Declaring variables inside loops, good practice or bad practice?


Question #1: Is declaring a variable inside a loop a good practice or bad practice?

I've read the other threads about whether or not there is a performance issue (most said no), and that you should always declare variables as close to where they are going to be used. What I'm wondering is whether or not this should be avoided or if it's actually preferred.

Example:

for(int counter = 0; counter <= 10; counter++)
{
   string someString = "testing";

   cout << someString;
}

Question #2: Do most compilers realize that the variable has already been declared and just skip that portion, or does it actually create a spot for it in memory each time?


Solution

  • This is excellent practice.

    By creating variables inside loops, you ensure their scope is restricted to inside the loop. It cannot be referenced nor called outside of the loop.

    This way:

    • If the name of the variable is a bit "generic" (like "i"), there is no risk to mix it with another variable of same name somewhere later in your code (can also be mitigated using the -Wshadow warning instruction on GCC)

    • The compiler knows that the variable scope is limited to inside the loop, and therefore will issue a proper error message if the variable is by mistake referenced elsewhere.

    • Last but not least, some dedicated optimization can be performed more efficiently by the compiler (most importantly register allocation), since it knows that the variable cannot be used outside of the loop. For example, no need to store the result for later re-use.

    In short, you are right to do it.

    Note however that the variable is not supposed to retain its value between each loop. In such case, you may need to initialize it every time. You can also create a larger block, encompassing the loop, whose sole purpose is to declare variables which must retain their value from one loop to another. This typically includes the loop counter itself.

    {
        int i, retainValue;
        for (i=0; i<N; i++)
        {
           int tmpValue;
           /* tmpValue is uninitialized */
           /* retainValue still has its previous value from previous loop */
    
           /* Do some stuff here */
        }
        /* Here, retainValue is still valid; tmpValue no longer */
    }
    

    For question #2: The variable is allocated once, when the function is called. In fact, from an allocation perspective, it is (nearly) the same as declaring the variable at the beginning of the function. The only difference is the scope: the variable cannot be used outside of the loop. It may even be possible that the variable is not allocated, just re-using some free slot (from other variable whose scope has ended).
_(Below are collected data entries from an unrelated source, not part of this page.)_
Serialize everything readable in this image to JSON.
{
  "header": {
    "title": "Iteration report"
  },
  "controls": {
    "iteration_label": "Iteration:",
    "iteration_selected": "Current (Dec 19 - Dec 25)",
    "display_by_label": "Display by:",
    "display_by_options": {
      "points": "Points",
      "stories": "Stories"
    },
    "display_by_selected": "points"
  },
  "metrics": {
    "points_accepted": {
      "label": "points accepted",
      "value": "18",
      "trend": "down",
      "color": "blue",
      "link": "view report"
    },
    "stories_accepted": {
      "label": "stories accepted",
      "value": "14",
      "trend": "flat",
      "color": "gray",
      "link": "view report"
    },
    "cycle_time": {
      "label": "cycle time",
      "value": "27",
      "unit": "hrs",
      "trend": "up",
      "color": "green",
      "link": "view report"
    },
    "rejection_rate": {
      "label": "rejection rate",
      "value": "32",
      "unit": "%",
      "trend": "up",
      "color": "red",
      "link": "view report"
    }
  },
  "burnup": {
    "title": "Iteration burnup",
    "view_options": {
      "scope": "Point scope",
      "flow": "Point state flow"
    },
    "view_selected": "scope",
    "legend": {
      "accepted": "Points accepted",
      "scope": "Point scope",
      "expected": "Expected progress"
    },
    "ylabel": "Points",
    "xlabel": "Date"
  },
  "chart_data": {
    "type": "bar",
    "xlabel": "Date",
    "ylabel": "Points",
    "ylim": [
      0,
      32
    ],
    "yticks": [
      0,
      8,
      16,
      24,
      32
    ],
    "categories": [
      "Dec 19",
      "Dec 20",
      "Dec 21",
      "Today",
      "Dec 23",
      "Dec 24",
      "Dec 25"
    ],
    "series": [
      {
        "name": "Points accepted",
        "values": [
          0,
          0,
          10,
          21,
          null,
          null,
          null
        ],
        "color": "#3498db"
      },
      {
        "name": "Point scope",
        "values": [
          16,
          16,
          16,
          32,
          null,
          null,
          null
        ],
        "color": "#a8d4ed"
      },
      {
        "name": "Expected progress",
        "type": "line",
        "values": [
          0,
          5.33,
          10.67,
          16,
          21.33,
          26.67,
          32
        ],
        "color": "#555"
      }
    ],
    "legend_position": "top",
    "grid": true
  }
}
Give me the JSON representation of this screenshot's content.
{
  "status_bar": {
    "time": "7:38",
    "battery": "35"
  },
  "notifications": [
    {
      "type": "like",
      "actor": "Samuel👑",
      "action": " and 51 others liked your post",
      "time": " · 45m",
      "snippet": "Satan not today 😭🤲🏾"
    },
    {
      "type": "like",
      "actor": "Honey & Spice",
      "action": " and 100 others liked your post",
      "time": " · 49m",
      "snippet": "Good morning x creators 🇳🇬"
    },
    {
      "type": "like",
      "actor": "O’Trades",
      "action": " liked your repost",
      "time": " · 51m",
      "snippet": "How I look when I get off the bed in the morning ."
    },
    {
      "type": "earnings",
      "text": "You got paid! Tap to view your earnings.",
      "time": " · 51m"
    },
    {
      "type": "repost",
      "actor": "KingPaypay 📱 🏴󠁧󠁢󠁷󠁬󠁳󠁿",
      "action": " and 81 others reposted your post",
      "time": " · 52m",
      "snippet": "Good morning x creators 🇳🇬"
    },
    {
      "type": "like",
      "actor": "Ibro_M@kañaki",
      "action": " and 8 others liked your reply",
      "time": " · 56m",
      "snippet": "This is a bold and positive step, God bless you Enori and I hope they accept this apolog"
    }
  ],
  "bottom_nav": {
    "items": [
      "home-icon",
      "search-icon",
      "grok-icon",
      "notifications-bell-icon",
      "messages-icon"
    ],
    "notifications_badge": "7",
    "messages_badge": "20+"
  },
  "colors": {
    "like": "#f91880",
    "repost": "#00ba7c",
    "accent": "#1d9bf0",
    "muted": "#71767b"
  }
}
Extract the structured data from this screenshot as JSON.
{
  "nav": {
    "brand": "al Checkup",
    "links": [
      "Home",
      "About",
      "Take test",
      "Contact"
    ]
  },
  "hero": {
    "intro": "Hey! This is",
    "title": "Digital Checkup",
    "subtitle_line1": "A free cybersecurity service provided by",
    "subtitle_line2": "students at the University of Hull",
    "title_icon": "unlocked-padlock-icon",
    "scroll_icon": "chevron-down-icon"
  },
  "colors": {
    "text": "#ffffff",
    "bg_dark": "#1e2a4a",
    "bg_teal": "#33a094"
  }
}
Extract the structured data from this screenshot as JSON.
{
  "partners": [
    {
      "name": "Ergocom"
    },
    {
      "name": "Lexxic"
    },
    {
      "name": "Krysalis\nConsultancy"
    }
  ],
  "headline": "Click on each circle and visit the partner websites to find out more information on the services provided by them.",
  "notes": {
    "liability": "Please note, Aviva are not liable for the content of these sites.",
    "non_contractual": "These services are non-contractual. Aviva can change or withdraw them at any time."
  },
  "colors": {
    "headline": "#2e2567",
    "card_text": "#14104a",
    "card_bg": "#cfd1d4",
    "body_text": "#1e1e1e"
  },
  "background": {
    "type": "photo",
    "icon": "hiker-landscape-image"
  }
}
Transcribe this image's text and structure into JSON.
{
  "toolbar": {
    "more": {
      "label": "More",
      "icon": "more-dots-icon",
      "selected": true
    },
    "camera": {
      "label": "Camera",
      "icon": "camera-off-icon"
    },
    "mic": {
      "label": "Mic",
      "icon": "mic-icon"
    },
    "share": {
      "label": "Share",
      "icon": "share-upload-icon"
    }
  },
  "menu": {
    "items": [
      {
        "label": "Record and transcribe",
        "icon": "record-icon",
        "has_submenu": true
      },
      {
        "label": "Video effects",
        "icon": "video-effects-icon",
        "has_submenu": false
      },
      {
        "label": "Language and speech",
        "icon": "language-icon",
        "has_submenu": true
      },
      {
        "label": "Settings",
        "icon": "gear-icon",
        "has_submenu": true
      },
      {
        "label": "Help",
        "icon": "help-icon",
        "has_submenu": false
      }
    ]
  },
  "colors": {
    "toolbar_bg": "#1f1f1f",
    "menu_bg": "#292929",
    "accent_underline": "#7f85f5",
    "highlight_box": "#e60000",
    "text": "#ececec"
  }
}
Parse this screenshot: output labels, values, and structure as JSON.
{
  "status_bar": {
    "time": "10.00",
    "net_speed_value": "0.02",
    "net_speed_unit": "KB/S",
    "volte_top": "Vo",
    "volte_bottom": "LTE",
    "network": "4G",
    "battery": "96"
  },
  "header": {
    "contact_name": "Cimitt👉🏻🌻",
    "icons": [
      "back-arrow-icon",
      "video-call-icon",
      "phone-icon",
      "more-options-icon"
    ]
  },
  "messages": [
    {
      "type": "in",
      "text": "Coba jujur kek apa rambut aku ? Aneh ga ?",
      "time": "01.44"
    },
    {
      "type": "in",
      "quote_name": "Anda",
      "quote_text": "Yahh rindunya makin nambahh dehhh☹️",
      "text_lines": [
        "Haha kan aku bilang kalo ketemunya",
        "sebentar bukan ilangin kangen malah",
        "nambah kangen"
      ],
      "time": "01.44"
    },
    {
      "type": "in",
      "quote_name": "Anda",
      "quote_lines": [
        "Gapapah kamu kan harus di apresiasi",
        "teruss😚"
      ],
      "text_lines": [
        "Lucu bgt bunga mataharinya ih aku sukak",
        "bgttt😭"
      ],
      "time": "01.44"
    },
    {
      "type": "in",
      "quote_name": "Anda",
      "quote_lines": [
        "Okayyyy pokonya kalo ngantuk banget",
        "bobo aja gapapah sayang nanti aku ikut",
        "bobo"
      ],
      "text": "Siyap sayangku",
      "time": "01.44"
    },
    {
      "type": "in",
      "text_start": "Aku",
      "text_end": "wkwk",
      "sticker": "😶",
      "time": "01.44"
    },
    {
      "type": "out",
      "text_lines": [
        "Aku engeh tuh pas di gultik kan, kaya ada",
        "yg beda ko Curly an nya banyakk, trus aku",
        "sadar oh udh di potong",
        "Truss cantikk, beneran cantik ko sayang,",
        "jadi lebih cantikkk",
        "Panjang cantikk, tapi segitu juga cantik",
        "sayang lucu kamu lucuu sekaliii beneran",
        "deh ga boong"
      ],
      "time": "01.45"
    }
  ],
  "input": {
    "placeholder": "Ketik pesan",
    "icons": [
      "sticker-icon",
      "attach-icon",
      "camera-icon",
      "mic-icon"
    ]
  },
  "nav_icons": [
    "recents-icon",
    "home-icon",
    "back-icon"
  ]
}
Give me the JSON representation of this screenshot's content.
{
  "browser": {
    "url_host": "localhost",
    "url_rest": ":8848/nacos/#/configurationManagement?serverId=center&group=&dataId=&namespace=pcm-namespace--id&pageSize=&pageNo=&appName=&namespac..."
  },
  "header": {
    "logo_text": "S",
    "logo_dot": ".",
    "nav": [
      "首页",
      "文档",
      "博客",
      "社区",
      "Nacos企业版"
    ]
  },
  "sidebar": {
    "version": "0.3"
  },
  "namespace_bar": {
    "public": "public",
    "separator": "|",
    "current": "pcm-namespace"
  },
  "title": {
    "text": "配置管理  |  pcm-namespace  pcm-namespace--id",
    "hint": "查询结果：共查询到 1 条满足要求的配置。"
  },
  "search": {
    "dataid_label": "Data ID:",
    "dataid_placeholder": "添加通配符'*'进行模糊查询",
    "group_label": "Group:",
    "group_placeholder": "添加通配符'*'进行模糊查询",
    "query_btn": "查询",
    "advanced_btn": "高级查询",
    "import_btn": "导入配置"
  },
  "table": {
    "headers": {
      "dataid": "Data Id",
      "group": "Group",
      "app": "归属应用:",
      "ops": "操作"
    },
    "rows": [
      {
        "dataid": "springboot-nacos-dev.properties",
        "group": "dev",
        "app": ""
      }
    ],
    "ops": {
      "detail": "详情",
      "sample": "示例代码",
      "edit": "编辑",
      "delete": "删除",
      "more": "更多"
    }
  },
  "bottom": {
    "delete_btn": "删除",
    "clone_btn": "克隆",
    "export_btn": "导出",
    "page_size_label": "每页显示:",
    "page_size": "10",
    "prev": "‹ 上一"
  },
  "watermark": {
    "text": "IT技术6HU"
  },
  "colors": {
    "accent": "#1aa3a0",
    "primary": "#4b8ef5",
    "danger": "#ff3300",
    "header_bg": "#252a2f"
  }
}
    With restricted and more precise scope come more accurate optimizations. But more importantly, it makes your code safer, with less states (i.e. variables) to worry about when reading other parts of the code.

    This is true even outside of an if(){...} block. Typically, instead of :

        int result;
        (...)
        result = f1();
        if (result) then { (...) }
        (...)
        result = f2();
        if (result) then { (...) }
    

    it's safer to write :

        (...)
        {
            int const result = f1();
            if (result) then { (...) }
        }
        (...)
        {
            int const result = f2();
            if (result) then { (...) }
        }
    

    The difference may seem minor, especially on such a small example. But on a larger code base, it will help : now there is no risk to transport some result value from f1() to f2() block. Each result is strictly limited to its own scope, making its role more accurate. From a reviewer perspective, it's much nicer, since he has less long range state variables to worry about and track.

    Even the compiler will help better : assuming that, in the future, after some erroneous change of code, result is not properly initialized with f2(). The second version will simply refuse to work, stating a clear error message at compile time (way better than run time). The first version will not spot anything, the result of f1() will simply be tested a second time, being confused for the result of f2().

    Complementary information

    The open-source tool CppCheck (a static analysis tool for C/C++ code) provides some excellent hints regarding optimal scope of variables.

    In response to comment on allocation: The above rule is true in C, but might not be for some C++ classes.

    For standard types and structures, the size of variable is known at compilation time. There is no such thing as "construction" in C, so the space for the variable will simply be allocated into the stack (without any initialization), when the function is called. That's why there is a "zero" cost when declaring the variable inside a loop.

    However, for C++ classes, there is this constructor thing which I know much less about. I guess allocation is probably not going to be the issue, since the compiler shall be clever enough to reuse the same space, but the initialization is likely to take place at each loop iteration.